One of the participants in my virtual team who is
trying to establish online income using the Beginner’s guide wanted to have a dry run of creating a
presentation – sort of dummy project for practice.
Background:
Though Bachelor’s in business administration and she knew the fundamentals of
power point, she was actually doing a real presentation for the very first time,
aimed at clients
The
project
Basic
inputs shared:
A)
NGO seeking funds from Corporate
B)
Target Audience
C) The
rough presentation/ images received from the NGO
D) 10
slides
With basic inputs coming from a task master like me, she
had very little scope for clarification as each time she asked me something, I
asked her to think or go by assumptions. She was expected to
deliver within an agreed time frame. She did. Then I shared the presentation I
had made so that she could compare and understand the difference.
This exercise was good for both of us. She got a hang
of
(A)
How to work for a real client
(B)
Follow instructions
(C)
Think and deliver.
It was good for me because I can articulate here what
exactly I had in mind when I did the presentation
1.
Story
Board
Much before you begin working on each slide, you need
to have an outline of the presentation as a whole, the storyboard or in other
words a skeleton draft of how the story should reach your audience.
A) Key themes
B) What you want your target audience to
remember
C) Use all the fodder you receive as inputs, mainly as
supporting elements and never do cut, copy and paste in your presentation. Each
time you do that, it just means one thing – You are not thinking beyond what you have received.
2.
Talking
Points
Before you begin working on the slides, you should either
know or you need to clarify how the presentation will reach its target
audience.

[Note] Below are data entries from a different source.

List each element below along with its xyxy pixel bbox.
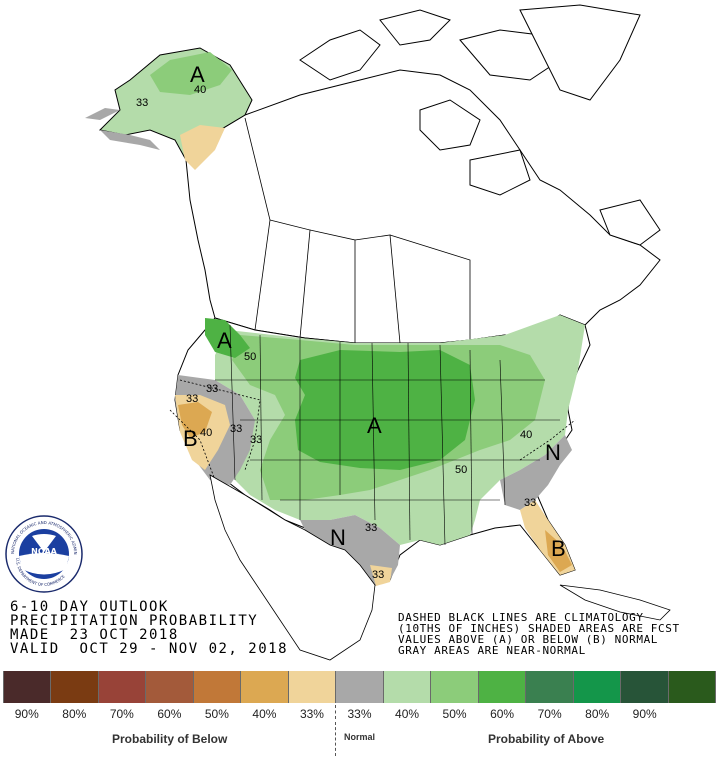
province-lines [244,117,471,344]
label-alaska-above: A [190,62,205,87]
label-fl-below: B [551,536,566,561]
outlook-subtitle: PRECIPITATION PROBABILITY [10,613,259,629]
legend-swatch [51,671,99,703]
label-gb-33b: 33 [250,434,262,446]
legend-swatch [336,671,384,703]
label-nw-50: 50 [244,351,256,363]
legend-label: 50% [442,707,467,721]
legend-swatch [241,671,289,703]
normal-divider [335,705,336,719]
outlook-made-date: MADE 23 OCT 2018 [10,627,179,643]
legend-label: 60% [157,707,182,721]
legend-swatch [526,671,574,703]
label-alaska-40: 40 [194,84,206,96]
legend-label: 33% [299,707,324,721]
legend-swatch [193,671,242,703]
legend-label: 80% [62,707,87,721]
legend-swatch [621,671,669,703]
legend-swatch [3,671,52,703]
note-above-below: VALUES ABOVE (A) OR BELOW (B) NORMAL [398,633,659,646]
note-climatology: DASHED BLACK LINES ARE CLIMATOLOGY [398,611,644,624]
below-caption: Probability of Below [112,732,228,746]
label-tx-33a: 33 [365,522,377,534]
legend-swatch [98,671,147,703]
label-east-40: 40 [520,429,532,441]
label-ca-below: B [183,426,198,451]
legend-label: 33% [347,707,372,721]
outlook-title: 6-10 DAY OUTLOOK [10,599,169,615]
above-caption: Probability of Above [488,732,605,746]
normal-divider-lower [335,722,336,756]
label-se-33: 33 [524,497,536,509]
legend-label: 40% [395,707,420,721]
label-tx-normal: N [330,525,346,550]
label-ca-40: 40 [200,427,212,439]
label-central-50: 50 [455,464,467,476]
legend-swatch [478,671,527,703]
legend-swatch [668,671,717,703]
label-ca-33: 33 [186,393,198,405]
note-gray-areas: GRAY AREAS ARE NEAR-NORMAL [398,644,586,657]
label-nv-33: 33 [206,383,218,395]
label-alaska-33: 33 [136,97,148,109]
label-nw-above: A [217,328,232,353]
legend-swatch [431,671,479,703]
outlook-valid-dates: VALID OCT 29 - NOV 02, 2018 [10,641,289,657]
legend-label: 70% [537,707,562,721]
legend-color-bar [3,671,717,703]
mexico-outline [209,474,671,661]
label-se-normal: N [545,440,561,465]
climatology-lines [169,379,576,481]
alaska [85,47,253,170]
precipitation-outlook-map: A 40 33 A 50 33 33 B 40 33 33 A 50 40 N … [85,4,671,661]
legend-label: 70% [109,707,134,721]
state-lines [215,324,560,546]
legend-label: 90% [632,707,657,721]
noaa-logo: NATIONAL OCEANIC AND ATMOSPHERIC ADMINIS… [4,514,83,593]
legend-label: 60% [490,707,515,721]
label-central-above: A [367,413,382,438]
note-shaded-areas: (10THS OF INCHES) SHADED AREAS ARE FCST [398,622,680,635]
legend-swatch [573,671,622,703]
canada-outline [185,4,661,344]
legend-swatch [146,671,194,703]
legend-swatch [288,671,337,703]
conus [174,314,591,586]
legend-label: 90% [14,707,39,721]
legend-label: 50% [204,707,229,721]
legend-swatch [383,671,432,703]
legend-label: 40% [252,707,277,721]
label-tx-33b: 33 [372,569,384,581]
label-gb-33a: 33 [230,423,242,435]
normal-caption: Normal [344,732,376,742]
logo-center-text: NOAA [31,547,57,556]
legend-label: 80% [585,707,610,721]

What is the medium?
A)
In person
B)
By mail
C) Any
other medium
This in turn will let you take a call on the following
components:
Amount of text you can use in each slide
and what to reserve as talking points.
Talking points should just support the
key themes.
If you include too much text in slide,
you claim to much attention of your target audience and you run the risk of
disengaging them.
3.
Smart
Art/ Images
I tell this to most of my clients who insist for graphs
and pictures - Use them only if it adds
value or transfers conviction to your audience. It makes no sense to add an
image in each slide, because you are underestimating their intelligence by over
doing this.
Many consider adding images just for
visual appeal. It can be superfluous and look like a student’s project work.

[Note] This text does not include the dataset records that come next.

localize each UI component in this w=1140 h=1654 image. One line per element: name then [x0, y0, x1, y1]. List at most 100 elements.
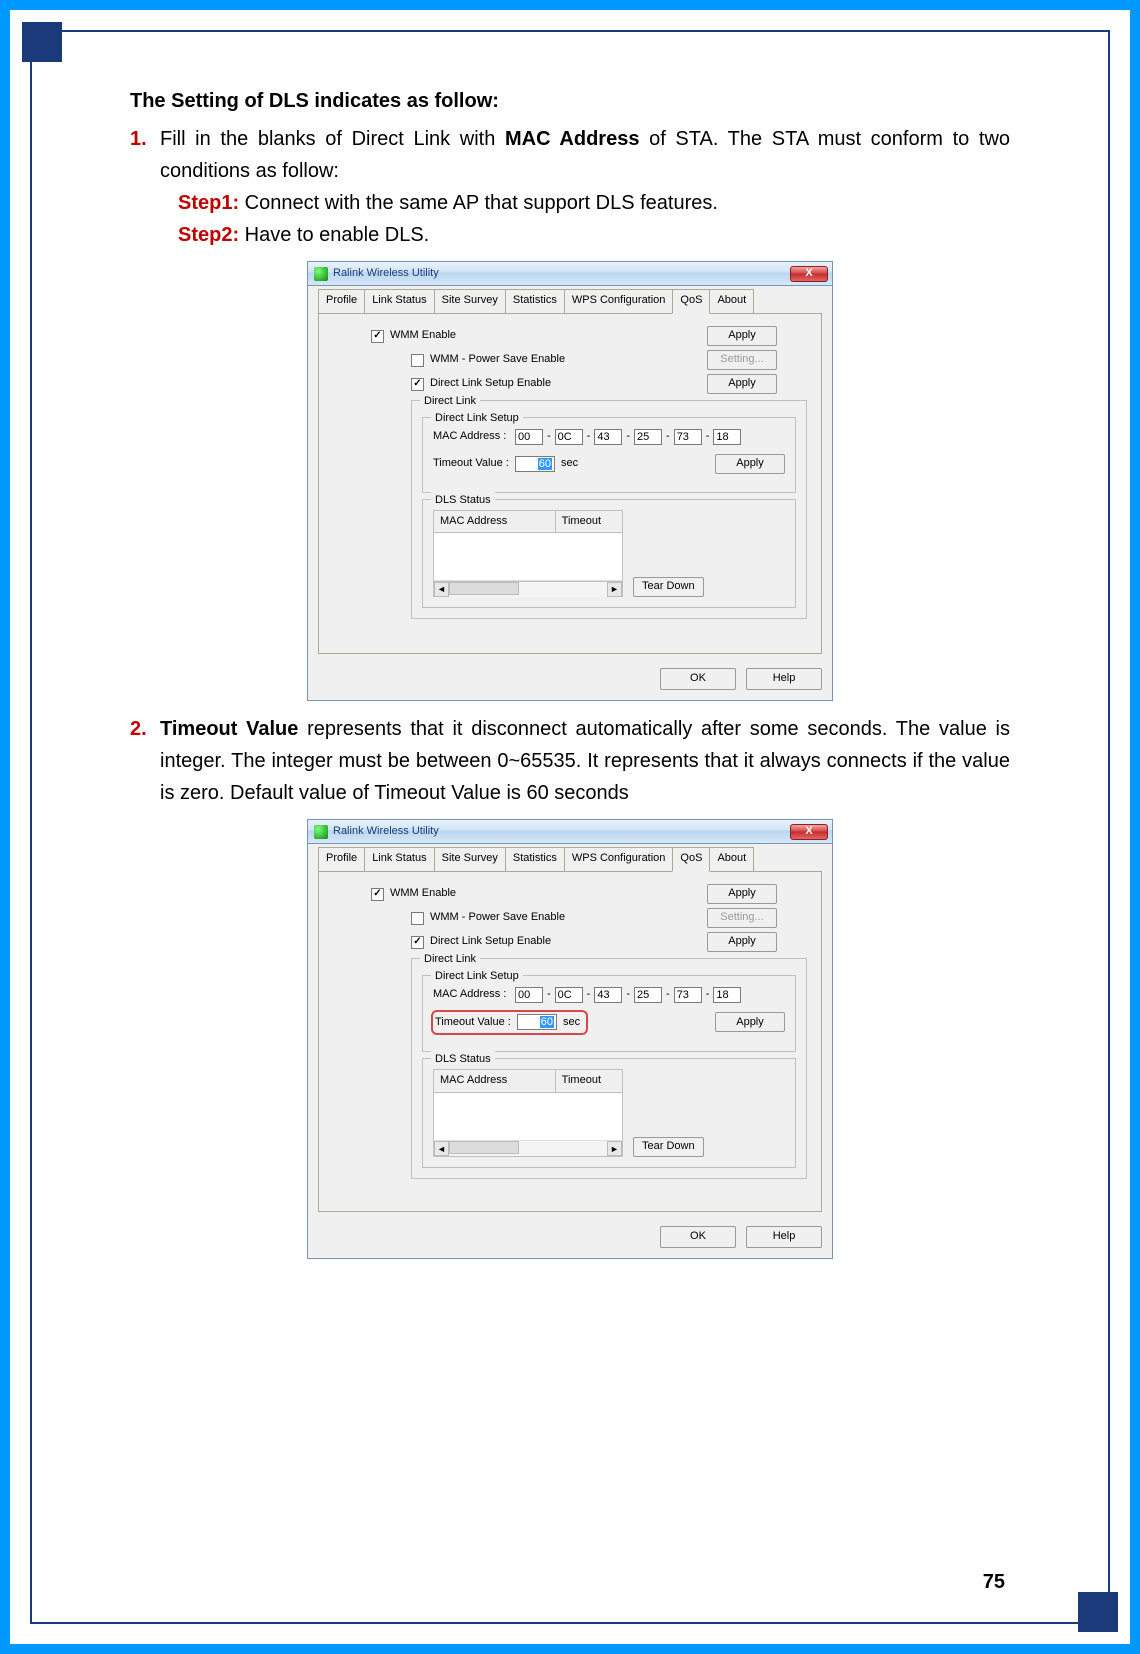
mac-input-4[interactable]: 73: [674, 429, 702, 445]
mac-input-1[interactable]: 0C: [555, 429, 583, 445]
row-dls-enable: Direct Link Setup Enable Apply: [333, 932, 807, 952]
tab-wps[interactable]: WPS Configuration: [564, 847, 674, 871]
ok-button[interactable]: OK: [660, 668, 736, 690]
legend-direct-link-setup: Direct Link Setup: [431, 410, 523, 428]
titlebar-left: Ralink Wireless Utility: [314, 823, 439, 841]
close-button[interactable]: X: [790, 266, 828, 282]
window-title: Ralink Wireless Utility: [333, 823, 439, 841]
mac-input-2[interactable]: 43: [594, 429, 622, 445]
scroll-track[interactable]: [449, 582, 607, 597]
scroll-track[interactable]: [449, 1141, 607, 1156]
app-icon: [314, 825, 328, 839]
dls-enable-checkbox[interactable]: [411, 936, 424, 949]
scroll-thumb[interactable]: [449, 582, 519, 595]
help-button[interactable]: Help: [746, 668, 822, 690]
item1-pre: Fill in the blanks of Direct Link with: [160, 128, 505, 150]
timeout-label: Timeout Value :: [435, 1014, 517, 1032]
dls-table-body: [434, 533, 622, 581]
row-wmm-ps: WMM - Power Save Enable Setting...: [333, 350, 807, 370]
mac-input-2[interactable]: 43: [594, 987, 622, 1003]
apply-button-dls[interactable]: Apply: [707, 374, 777, 394]
tab-statistics[interactable]: Statistics: [505, 847, 565, 871]
tab-qos[interactable]: QoS: [672, 289, 710, 314]
dialog-body: Profile Link Status Site Survey Statisti…: [308, 286, 832, 660]
tab-about[interactable]: About: [709, 847, 754, 871]
legend-dls-status: DLS Status: [431, 492, 495, 510]
mac-input-5[interactable]: 18: [713, 987, 741, 1003]
list-number-1: 1.: [130, 123, 160, 251]
mac-input-0[interactable]: 00: [515, 987, 543, 1003]
dls-table: MAC Address Timeout ◄ ►: [433, 1069, 623, 1157]
timeout-input[interactable]: 60: [515, 456, 555, 472]
wmm-enable-checkbox[interactable]: [371, 888, 384, 901]
tab-about[interactable]: About: [709, 289, 754, 313]
tabs: Profile Link Status Site Survey Statisti…: [318, 852, 822, 872]
dls-enable-checkbox[interactable]: [411, 378, 424, 391]
dls-hscroll[interactable]: ◄ ►: [434, 1141, 622, 1156]
wmm-ps-checkbox[interactable]: [411, 354, 424, 367]
scroll-right-icon[interactable]: ►: [607, 582, 622, 597]
tab-statistics[interactable]: Statistics: [505, 289, 565, 313]
tab-site-survey[interactable]: Site Survey: [434, 289, 506, 313]
row-timeout: Timeout Value : 60 sec Apply: [433, 1012, 785, 1034]
apply-button-timeout[interactable]: Apply: [715, 454, 785, 474]
tab-wps[interactable]: WPS Configuration: [564, 289, 674, 313]
apply-button-timeout[interactable]: Apply: [715, 1012, 785, 1032]
apply-button-wmm[interactable]: Apply: [707, 326, 777, 346]
sec-label: sec: [561, 455, 578, 473]
legend-dls-status: DLS Status: [431, 1051, 495, 1069]
scroll-left-icon[interactable]: ◄: [434, 1141, 449, 1156]
mac-input-3[interactable]: 25: [634, 429, 662, 445]
tear-down-button[interactable]: Tear Down: [633, 577, 704, 597]
timeout-input[interactable]: 60: [517, 1014, 557, 1030]
wmm-enable-checkbox[interactable]: [371, 330, 384, 343]
setting-button[interactable]: Setting...: [707, 908, 777, 928]
list-body-2: Timeout Value represents that it disconn…: [160, 713, 1010, 809]
dls-status-row: MAC Address Timeout ◄ ►: [433, 1069, 785, 1157]
groupbox-direct-link: Direct Link Direct Link Setup MAC Addres…: [411, 400, 807, 619]
apply-button-dls[interactable]: Apply: [707, 932, 777, 952]
mac-input-5[interactable]: 18: [713, 429, 741, 445]
page-number: 75: [983, 1571, 1005, 1594]
step2-text: Have to enable DLS.: [239, 224, 429, 246]
tab-link-status[interactable]: Link Status: [364, 289, 434, 313]
mac-sep: -: [626, 986, 630, 1004]
groupbox-direct-link-setup: Direct Link Setup MAC Address : 00- 0C- …: [422, 975, 796, 1052]
tab-qos[interactable]: QoS: [672, 847, 710, 872]
col-mac: MAC Address: [434, 1070, 556, 1093]
legend-direct-link: Direct Link: [420, 393, 480, 411]
ralink-dialog: Ralink Wireless Utility X Profile Link S…: [307, 261, 833, 701]
ok-button[interactable]: OK: [660, 1226, 736, 1248]
scroll-left-icon[interactable]: ◄: [434, 582, 449, 597]
mac-sep: -: [706, 986, 710, 1004]
step1-text: Connect with the same AP that support DL…: [239, 192, 718, 214]
tab-profile[interactable]: Profile: [318, 847, 365, 871]
timeout-highlight: Timeout Value : 60 sec: [433, 1012, 586, 1034]
col-timeout: Timeout: [556, 511, 622, 534]
setting-button[interactable]: Setting...: [707, 350, 777, 370]
mac-input-4[interactable]: 73: [674, 987, 702, 1003]
wmm-ps-checkbox[interactable]: [411, 912, 424, 925]
tab-link-status[interactable]: Link Status: [364, 847, 434, 871]
mac-sep: -: [666, 428, 670, 446]
dls-hscroll[interactable]: ◄ ►: [434, 581, 622, 596]
tab-profile[interactable]: Profile: [318, 289, 365, 313]
tab-site-survey[interactable]: Site Survey: [434, 847, 506, 871]
wmm-ps-label: WMM - Power Save Enable: [430, 351, 565, 369]
tear-down-button[interactable]: Tear Down: [633, 1137, 704, 1157]
wmm-enable-label: WMM Enable: [390, 885, 456, 903]
mac-input-1[interactable]: 0C: [555, 987, 583, 1003]
row-wmm-enable: WMM Enable Apply: [333, 884, 807, 904]
groupbox-direct-link-setup: Direct Link Setup MAC Address : 00- 0C- …: [422, 417, 796, 493]
groupbox-direct-link: Direct Link Direct Link Setup MAC Addres…: [411, 958, 807, 1179]
help-button[interactable]: Help: [746, 1226, 822, 1248]
mac-input-0[interactable]: 00: [515, 429, 543, 445]
close-button[interactable]: X: [790, 824, 828, 840]
row-mac-address: MAC Address : 00- 0C- 43- 25- 73- 18: [433, 986, 785, 1004]
scroll-thumb[interactable]: [449, 1141, 519, 1154]
dls-table-head: MAC Address Timeout: [434, 511, 622, 534]
tab-panel-qos: WMM Enable Apply WMM - Power Save Enable…: [318, 314, 822, 654]
mac-input-3[interactable]: 25: [634, 987, 662, 1003]
apply-button-wmm[interactable]: Apply: [707, 884, 777, 904]
scroll-right-icon[interactable]: ►: [607, 1141, 622, 1156]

Use an image to either communicate effectively or simplify complex concepts
4.
Key
take away theme
Every slide should have a take away theme – Something you
want your audience to remember, act upon
or just ponder. Bold, Highlight and use it at the end of each slide
5.
Call
to action
Every presentation has a purpose. Use simple steps that encourage your audience to identify
that purpose and actually do something about it.
It can be a cause, a sale, a subscription – just anything.
6.
Content
Development
Once you have the key elements in place
(A) A high level story
board (Messages) that you want to communicate through the presentation
(B) How the themes will be presented (Medium)?
(C) You begin working on the content (Meat)
7.
Research
The more research you do the better story board you can
create and identify key themes you will want to include that will optimize
impact on target audience and serve the purpose
I will do another blog soon on how to research for
creating a story board.
8.
Formatting
Using multiple bright color fonts or different font
size are huge hints that there is a desperate attempt to transfer important
messages through colors and font size. It looks unprofessional and juvenile.
9.
Animation
Keep this minimum – That is my preference at least. My
logic is, a presentation should look like a presentation. How does animation
help reaching target audience better? If the story board is right, content
comprehensive, the key themes clear – what is animation’s role to further this?
10. Branding
Upload logo and use client’s recommended color schemes
for branding purpose. This is important so that there is consistency in all
presentations of an organization.
I will soon publish both the presentations - the raw one I received and the one I created for the benefit of readers and learners - I am waiting for approvals. The final deck is a sample that shows all inputs above incorporated.